Мотя прибавил громкость на приёмнике и сел на подоконник.
«Сегодня стали известны подробности скандального дела. Судью по фамилии Честночитсе обвиняют в государственной измене. Напомню, что Честночитсе вынесла обвинительный приговор в отношении главного патрульного инспекции дорожного регулирования. Он ошибочно оказался замешан в коррупционном скандале. Неизвестный источник сообщил, что инспектор владеет несколькими роскошными особняками и дорогими машинами. Судья Честночитсе поспешила с выводами и приговорила главного патрульного к трём годам домашнего ареста. Защита обжаловала решение и представила новые факты, благодаря которым главный патрульный был полностью оправдан.
Вот что по этому поводу сказал главный патрульный:
– Я же говорю, нечего тут говорить. Всё это имущество принадлежит моей жене. Она получила его от неизвестного поклонника. Она всё-таки красивая женщина и может получать дорогие подарки. Вам так не кажется? Вот пускай придумают закон, по которому нельзя будет получать подарки, тогда и поговорим. А я честно говорю, что я честный человек и скрывать мне нечего.
Судье Честночитсе грозит до пятнадцати лет лишения свободы. Источник, сообщивший о причастности главного инспектора к коррупции, признан экстремистским. А теперь к другим новостям. Предатели и диссиденты, сбежавшие в страны запада, заявили, что они стали жертвами правительственного терроризма…»
Мотя выключил приёмник. Он не любил слушать про страны запада и думать о том, что так и не решился на бегство.

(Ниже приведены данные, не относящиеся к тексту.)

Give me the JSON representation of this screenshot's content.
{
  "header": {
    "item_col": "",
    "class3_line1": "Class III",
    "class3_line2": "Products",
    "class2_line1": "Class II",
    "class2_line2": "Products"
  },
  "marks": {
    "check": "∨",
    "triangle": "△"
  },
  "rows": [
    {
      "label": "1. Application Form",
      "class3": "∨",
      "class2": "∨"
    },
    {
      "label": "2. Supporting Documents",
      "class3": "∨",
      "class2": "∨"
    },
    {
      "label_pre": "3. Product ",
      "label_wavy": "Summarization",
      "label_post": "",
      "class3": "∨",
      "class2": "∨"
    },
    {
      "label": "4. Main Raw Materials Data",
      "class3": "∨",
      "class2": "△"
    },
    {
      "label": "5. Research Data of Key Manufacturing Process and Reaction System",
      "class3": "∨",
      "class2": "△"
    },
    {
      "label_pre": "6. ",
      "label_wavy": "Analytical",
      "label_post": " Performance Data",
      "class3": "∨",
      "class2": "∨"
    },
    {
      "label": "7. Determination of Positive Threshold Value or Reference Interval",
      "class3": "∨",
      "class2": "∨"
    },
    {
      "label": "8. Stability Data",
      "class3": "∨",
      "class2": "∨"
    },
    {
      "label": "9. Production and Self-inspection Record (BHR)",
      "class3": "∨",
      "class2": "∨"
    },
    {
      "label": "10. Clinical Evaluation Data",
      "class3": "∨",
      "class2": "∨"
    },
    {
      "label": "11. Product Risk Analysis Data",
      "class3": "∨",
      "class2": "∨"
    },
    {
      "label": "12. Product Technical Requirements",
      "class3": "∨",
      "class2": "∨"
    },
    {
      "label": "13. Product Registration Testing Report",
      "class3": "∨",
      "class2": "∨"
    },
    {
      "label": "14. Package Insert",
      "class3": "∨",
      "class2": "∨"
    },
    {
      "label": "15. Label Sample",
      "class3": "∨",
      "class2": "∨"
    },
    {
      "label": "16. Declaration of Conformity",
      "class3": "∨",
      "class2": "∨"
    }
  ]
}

Иногда он смотрел в окно и видел, как на улице работают люди в серых робах, на которых было написано «СПИД». Они подметали дороги или вывозили мусор. Это люди, пытавшиеся сбежать на запад, но их поймали и приговорили к исправительным работам за попытку «несанкционированного пересечения границы». Таких людей обходили стороной, а некоторые мальчишки бросали в них камни.
Мотя смотрел на них и думал о том, что если бы он не подписал заявление об отказе от родителей и жены, то мог бы стать таким же, как они. В свои двадцать девять лет он выглядел как сорокалетний мужчина с лицом младенца. Он давно смирился со своей жизнью. Но назвать её счастливой он не мог. Долгие десять лет ему не хватало жены и её смелости.